La législation de prêt immobilier

législation immobilière

Les crédits ou prêts immobiliers sont soumis à une législation très stricte afin de protéger les droits de l’emprunteur. Le code de la consommation régit la protection du consommateur en matière de crédit en se référant à deux lois Scrivener (modifiées par la loi Lagarde), puis, par la loi Hamon. Pour plus de détails, notre équipe d’experts vous a collecté les informations nécessaires.

Dans quels domaines ?

La législation sur les prêts immobiliers est dédiée à tous les prêts, quelle que soit leur forme, concernant les opérations suivantes :

  • achat de la propriété ou de la jouissance d’un immeuble d’habitation ou à usage mixte,
  • dépenses relatives à leur réparation, leur amélioration ou leur entretien lorsque le montant du crédit est supérieur à 75 000 euros,
  • dépenses relatives à leur construction.
  • L’achat doit être réalisé par une personne, physique ou morale, hors de son activité professionnelle.

La publicité

Tout support de publicitaire est censé mentionner les caractéristiques principales du prêt, c’est à dire l’identité du prêteur, les modalités de financement offertes, le coût total et le taux effectif global, assurances comprises. Elle doit également préciser le délai de réflexion de dix jours garanti au demandeur avant l’acceptation définitive.

L’offre de prêt

L’établissement financier doit accorder au demandeur et aux éventuelles cautions une offre préalable de prêt où il lui mentionne l’ensemble des caractéristiques telles que l’identité des parties, la nature, l’objet et les modalités du prêt et de la mise à disposition des fonds, le tableau de remboursement distinguant capital et intérêts, les exigences en matière d’assurance et de sûretés (hypothèques, etc.), les modalités de transfert à une tierce personne, ainsi que les frais éventuellement retenus si l’acquisition en question ne se réalise pas. Si l’emprunteur ne respecte pas ces dispositions il sera soumis à une amende, à la nullité du contrat ou encore à la perte de son droit d’intérêts. Une période minimale de trente jours à partir de la réception du demandeur maintenant les conditions de son offre est accordée à l’emprunteur.

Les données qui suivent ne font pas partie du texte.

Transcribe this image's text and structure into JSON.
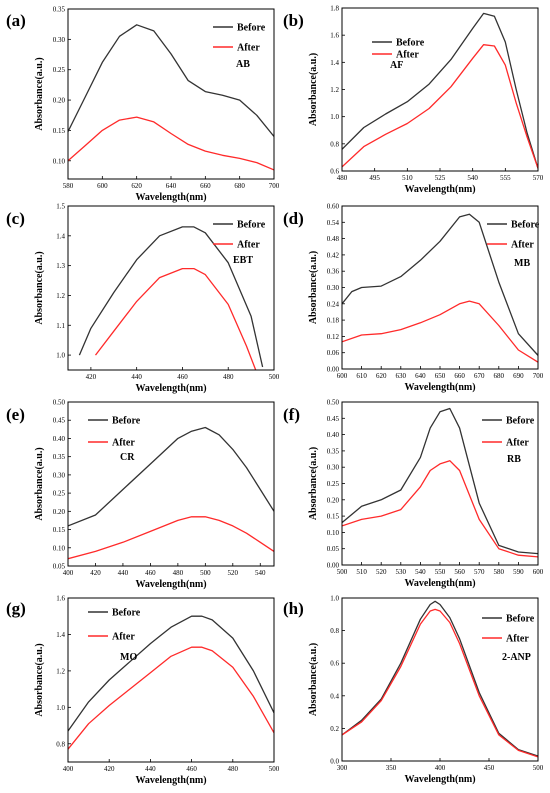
{
  "chart_data": [
    {
      "panel_label": "(a)",
      "type": "line",
      "dye": "AB",
      "xlabel": "Wavelength(nm)",
      "ylabel": "Absorbance(a.u.)",
      "xlim": [
        580,
        700
      ],
      "ylim": [
        0.07,
        0.35
      ],
      "xticks": [
        580,
        600,
        620,
        640,
        660,
        680,
        700
      ],
      "yticks": [
        "0.10",
        "0.15",
        "0.20",
        "0.25",
        "0.30",
        "0.35"
      ],
      "legend_position": "top-right",
      "series": [
        {
          "name": "Before",
          "color": "#333333",
          "x": [
            580,
            590,
            600,
            610,
            620,
            630,
            640,
            650,
            660,
            670,
            680,
            690,
            700
          ],
          "y": [
            0.148,
            0.205,
            0.262,
            0.305,
            0.324,
            0.314,
            0.276,
            0.232,
            0.214,
            0.208,
            0.2,
            0.175,
            0.14
          ]
        },
        {
          "name": "After",
          "color": "#ff2a2a",
          "x": [
            580,
            590,
            600,
            610,
            620,
            630,
            640,
            650,
            660,
            670,
            680,
            690,
            700
          ],
          "y": [
            0.1,
            0.125,
            0.15,
            0.167,
            0.172,
            0.164,
            0.145,
            0.127,
            0.116,
            0.109,
            0.104,
            0.097,
            0.085
          ]
        }
      ]
    },
    {
      "panel_label": "(b)",
      "type": "line",
      "dye": "AF",
      "xlabel": "Wavelength(nm)",
      "ylabel": "Absorbance(a.u.)",
      "xlim": [
        480,
        570
      ],
      "ylim": [
        0.6,
        1.8
      ],
      "xticks": [
        480,
        495,
        510,
        525,
        540,
        555,
        570
      ],
      "yticks": [
        "0.6",
        "0.8",
        "1.0",
        "1.2",
        "1.4",
        "1.6",
        "1.8"
      ],
      "legend_position": "top-left",
      "series": [
        {
          "name": "Before",
          "color": "#333333",
          "x": [
            480,
            490,
            500,
            510,
            520,
            530,
            540,
            545,
            550,
            555,
            560,
            565,
            570
          ],
          "y": [
            0.76,
            0.92,
            1.02,
            1.11,
            1.24,
            1.42,
            1.65,
            1.76,
            1.74,
            1.55,
            1.2,
            0.88,
            0.62
          ]
        },
        {
          "name": "After",
          "color": "#ff2a2a",
          "x": [
            480,
            490,
            500,
            510,
            520,
            530,
            540,
            545,
            550,
            555,
            560,
            565,
            570
          ],
          "y": [
            0.63,
            0.78,
            0.87,
            0.95,
            1.06,
            1.22,
            1.43,
            1.53,
            1.52,
            1.38,
            1.1,
            0.85,
            0.62
          ]
        }
      ]
    },
    {
      "panel_label": "(c)",
      "type": "line",
      "dye": "EBT",
      "xlabel": "Wavelength(nm)",
      "ylabel": "Absorbance(a.u.)",
      "xlim": [
        410,
        500
      ],
      "ylim": [
        0.95,
        1.5
      ],
      "xticks": [
        420,
        440,
        460,
        480,
        500
      ],
      "yticks": [
        "1.0",
        "1.1",
        "1.2",
        "1.3",
        "1.4",
        "1.5"
      ],
      "legend_position": "top-right",
      "series": [
        {
          "name": "Before",
          "color": "#333333",
          "x": [
            415,
            420,
            430,
            440,
            450,
            460,
            465,
            470,
            480,
            490,
            495
          ],
          "y": [
            1.0,
            1.09,
            1.21,
            1.32,
            1.4,
            1.43,
            1.43,
            1.41,
            1.31,
            1.13,
            0.96
          ]
        },
        {
          "name": "After",
          "color": "#ff2a2a",
          "x": [
            422,
            430,
            440,
            450,
            460,
            465,
            470,
            480,
            488,
            492
          ],
          "y": [
            1.0,
            1.08,
            1.18,
            1.26,
            1.29,
            1.29,
            1.27,
            1.17,
            1.03,
            0.95
          ]
        }
      ]
    },
    {
      "panel_label": "(d)",
      "type": "line",
      "dye": "MB",
      "xlabel": "Wavelength(nm)",
      "ylabel": "Absorbance(a.u.)",
      "xlim": [
        600,
        700
      ],
      "ylim": [
        0.0,
        0.6
      ],
      "xticks": [
        600,
        610,
        620,
        630,
        640,
        650,
        660,
        670,
        680,
        690,
        700
      ],
      "yticks": [
        "0.00",
        "0.06",
        "0.12",
        "0.18",
        "0.24",
        "0.30",
        "0.36",
        "0.42",
        "0.48",
        "0.54",
        "0.60"
      ],
      "legend_position": "top-right",
      "series": [
        {
          "name": "Before",
          "color": "#333333",
          "x": [
            600,
            605,
            610,
            620,
            630,
            640,
            650,
            660,
            665,
            670,
            680,
            690,
            700
          ],
          "y": [
            0.24,
            0.285,
            0.3,
            0.305,
            0.34,
            0.4,
            0.47,
            0.56,
            0.57,
            0.54,
            0.32,
            0.13,
            0.05
          ]
        },
        {
          "name": "After",
          "color": "#ff2a2a",
          "x": [
            600,
            610,
            620,
            630,
            640,
            650,
            660,
            665,
            670,
            680,
            690,
            700
          ],
          "y": [
            0.1,
            0.125,
            0.13,
            0.145,
            0.17,
            0.2,
            0.24,
            0.25,
            0.24,
            0.16,
            0.07,
            0.025
          ]
        }
      ]
    },
    {
      "panel_label": "(e)",
      "type": "line",
      "dye": "CR",
      "xlabel": "Wavelength(nm)",
      "ylabel": "Absorbance(a.u.)",
      "xlim": [
        400,
        550
      ],
      "ylim": [
        0.05,
        0.5
      ],
      "xticks": [
        400,
        420,
        440,
        460,
        480,
        500,
        520,
        540
      ],
      "yticks": [
        "0.05",
        "0.10",
        "0.15",
        "0.20",
        "0.25",
        "0.30",
        "0.35",
        "0.40",
        "0.45",
        "0.50"
      ],
      "legend_position": "top-left",
      "series": [
        {
          "name": "Before",
          "color": "#333333",
          "x": [
            400,
            420,
            440,
            460,
            480,
            490,
            500,
            510,
            520,
            530,
            540,
            550
          ],
          "y": [
            0.16,
            0.19,
            0.26,
            0.33,
            0.4,
            0.42,
            0.43,
            0.41,
            0.37,
            0.32,
            0.26,
            0.2
          ]
        },
        {
          "name": "After",
          "color": "#ff2a2a",
          "x": [
            400,
            420,
            440,
            460,
            480,
            490,
            500,
            510,
            520,
            530,
            540,
            550
          ],
          "y": [
            0.07,
            0.09,
            0.115,
            0.145,
            0.175,
            0.185,
            0.185,
            0.175,
            0.16,
            0.14,
            0.115,
            0.09
          ]
        }
      ]
    },
    {
      "panel_label": "(f)",
      "type": "line",
      "dye": "RB",
      "xlabel": "Wavelength(nm)",
      "ylabel": "Absorbance(a.u.)",
      "xlim": [
        500,
        600
      ],
      "ylim": [
        0.0,
        0.5
      ],
      "xticks": [
        500,
        510,
        520,
        530,
        540,
        550,
        560,
        570,
        580,
        590,
        600
      ],
      "yticks": [
        "0.00",
        "0.05",
        "0.10",
        "0.15",
        "0.20",
        "0.25",
        "0.30",
        "0.35",
        "0.40",
        "0.45",
        "0.50"
      ],
      "legend_position": "top-right",
      "series": [
        {
          "name": "Before",
          "color": "#333333",
          "x": [
            500,
            510,
            520,
            530,
            540,
            545,
            550,
            555,
            560,
            570,
            580,
            590,
            600
          ],
          "y": [
            0.13,
            0.18,
            0.2,
            0.23,
            0.33,
            0.42,
            0.47,
            0.48,
            0.42,
            0.19,
            0.06,
            0.04,
            0.035
          ]
        },
        {
          "name": "After",
          "color": "#ff2a2a",
          "x": [
            500,
            510,
            520,
            530,
            540,
            545,
            550,
            555,
            560,
            570,
            580,
            590,
            600
          ],
          "y": [
            0.12,
            0.14,
            0.15,
            0.17,
            0.24,
            0.29,
            0.31,
            0.32,
            0.29,
            0.14,
            0.05,
            0.03,
            0.025
          ]
        }
      ]
    },
    {
      "panel_label": "(g)",
      "type": "line",
      "dye": "MO",
      "xlabel": "Wavelength(nm)",
      "ylabel": "Absorbance(a.u.)",
      "xlim": [
        400,
        500
      ],
      "ylim": [
        0.7,
        1.6
      ],
      "xticks": [
        400,
        420,
        440,
        460,
        480,
        500
      ],
      "yticks": [
        "0.8",
        "1.0",
        "1.2",
        "1.4",
        "1.6"
      ],
      "legend_position": "top-left",
      "series": [
        {
          "name": "Before",
          "color": "#333333",
          "x": [
            400,
            410,
            420,
            430,
            440,
            450,
            460,
            465,
            470,
            480,
            490,
            500
          ],
          "y": [
            0.87,
            1.03,
            1.15,
            1.25,
            1.35,
            1.44,
            1.5,
            1.5,
            1.48,
            1.38,
            1.2,
            0.97
          ]
        },
        {
          "name": "After",
          "color": "#ff2a2a",
          "x": [
            400,
            410,
            420,
            430,
            440,
            450,
            460,
            465,
            470,
            480,
            490,
            500
          ],
          "y": [
            0.77,
            0.91,
            1.01,
            1.1,
            1.19,
            1.28,
            1.33,
            1.33,
            1.31,
            1.22,
            1.06,
            0.86
          ]
        }
      ]
    },
    {
      "panel_label": "(h)",
      "type": "line",
      "dye": "2-ANP",
      "xlabel": "Wavelength(nm)",
      "ylabel": "Absorbance(a.u.)",
      "xlim": [
        300,
        500
      ],
      "ylim": [
        0.0,
        1.0
      ],
      "xticks": [
        300,
        350,
        400,
        450,
        500
      ],
      "yticks": [
        "0.0",
        "0.2",
        "0.4",
        "0.6",
        "0.8",
        "1.0"
      ],
      "legend_position": "top-right",
      "series": [
        {
          "name": "Before",
          "color": "#333333",
          "x": [
            300,
            320,
            340,
            360,
            380,
            390,
            395,
            400,
            410,
            420,
            440,
            460,
            480,
            500
          ],
          "y": [
            0.16,
            0.25,
            0.38,
            0.6,
            0.87,
            0.96,
            0.98,
            0.96,
            0.88,
            0.75,
            0.42,
            0.17,
            0.07,
            0.03
          ]
        },
        {
          "name": "After",
          "color": "#ff2a2a",
          "x": [
            300,
            320,
            340,
            360,
            380,
            390,
            395,
            400,
            410,
            420,
            440,
            460,
            480,
            500
          ],
          "y": [
            0.16,
            0.24,
            0.37,
            0.58,
            0.84,
            0.92,
            0.93,
            0.92,
            0.85,
            0.72,
            0.4,
            0.16,
            0.065,
            0.025
          ]
        }
      ]
    }
  ]
}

La banque n’a pas le droit d’obliger l’emprunteur à adhérer à ses contrats d’assurance de groupe, ni remettre en cause son choix. Il est libre d’opter à l’assureur qu’il veut sans contraintes.

Refus de prêt

Si l’emprunteur demande plusieurs prêts pour financer son opération, la non-obtention d’un prêt n’implique pas l’annulation des autres. Ceci s’applique dans le cas où le prêt non obtenu représente au moins 10% du montant total de l’opération.

L’acquéreur qui n’obtient pas son financement dans le délai prévu dans l’avant-contrat (au minimum un mois) est censé récupérer l’intégralité de l’acompte déjà versé. Cette condition suspensive doit obligatoirement être mentionnée dans l’avant-contrat.

L’assurance de l’emprunteur

Plusieurs prêteurs demandent une assurance garantissant l’emprunteur contre certains risques (décès, invalidité, voire chômage). Si l’assureur refuse son agrément en raison du profil du demandeur, celui-ci peut demander l’annulation du prêt dans le délai d’un mois.